Spring Lake Township today has a number of unincorporated communities or subdivisions, including Parkland, Talbott, Lakewood Terrace, and Smith-Rakestraw. The oldest of them, Parkland, has the smallest population of the four, having dwindled to a farm and a few homes.
John Drury’s “This is Tazewell County, Illinois” (1954), page 297, offers this description of Parkland:
“Only community of Spring Lake Township is Parkland, which in 1950 had a population of 20. It is located southwest of Pekin on the Chicago & Illinois Midland Railroad and is served by the post office in nearby Manito (Mason County). Among the first settlers of Spring Lake Township were the McLeashes, Hibbards and Claytons. Another early settler was Joseph Offut, who built a log cabin on the border of Spring Lake in the southwest corner of the township.”
Parkland started out in the 1800s as the small pioneer farming settlement of Prettyman, named for Benjamin S. Prettyman on whose farmland the settlement had been established. However, on Sept. 7, 1860, the settlement, which by then was designed as a railroad depot, was formally platted as “Hainesville.” Both the Prettyman and Haines families were early pioneer settlers of Pekin, and Benjamin S. Prettyman, who held great swaths of land in Tazewell County, served Pekin as city attorney and was later elected mayor of Pekin.
Even though the community’s name was Hainesville, the settlement’s Post Office address throughout the latter 1800s continued to be designated as “Prettyman.” In 1899, however, Hainesville was renamed “Parkland” – and this time the U.S. Postal Service went along with the name change. Parkland had its own post office until 1918.
The official plat of Hainesville (Parkland) resembles a checkerboard, with four streets going northwest to southeast (Prairie, Main, Highland, and South) and four intersecting streets going southwest to northeast (First, Second, Third, and Fourth, with the numbers starting at the street along the railroad).
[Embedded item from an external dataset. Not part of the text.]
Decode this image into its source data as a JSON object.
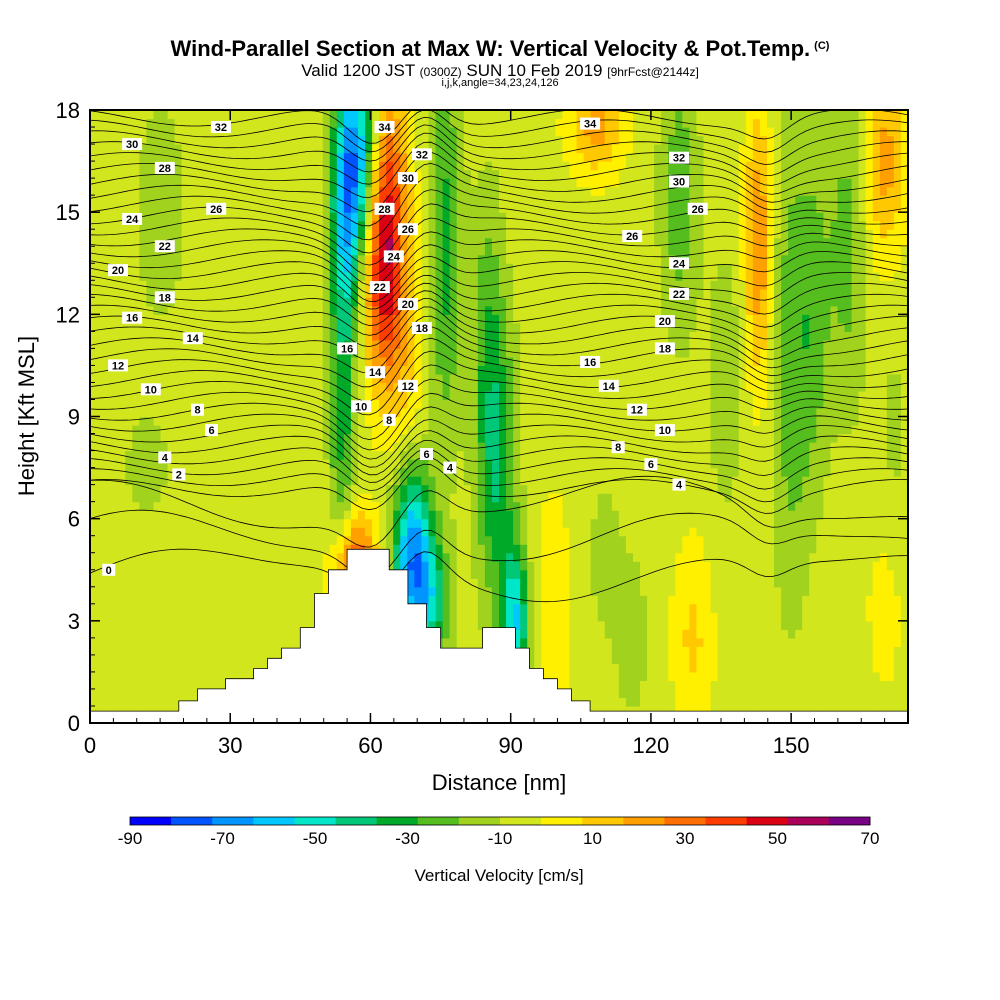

There is no trace of most of those streets today. Third Street is today called Parkland Road, while Prairie Street is Spring Lake Road. Aerial photographs today show evidence of a faint trail along what was, or would have been, Fourth Street, and an unpaved footpath exists today along the track of South Street.
The railroad on Parkland’s southeast border still operates today, but it has been long since Parkland has had a depot.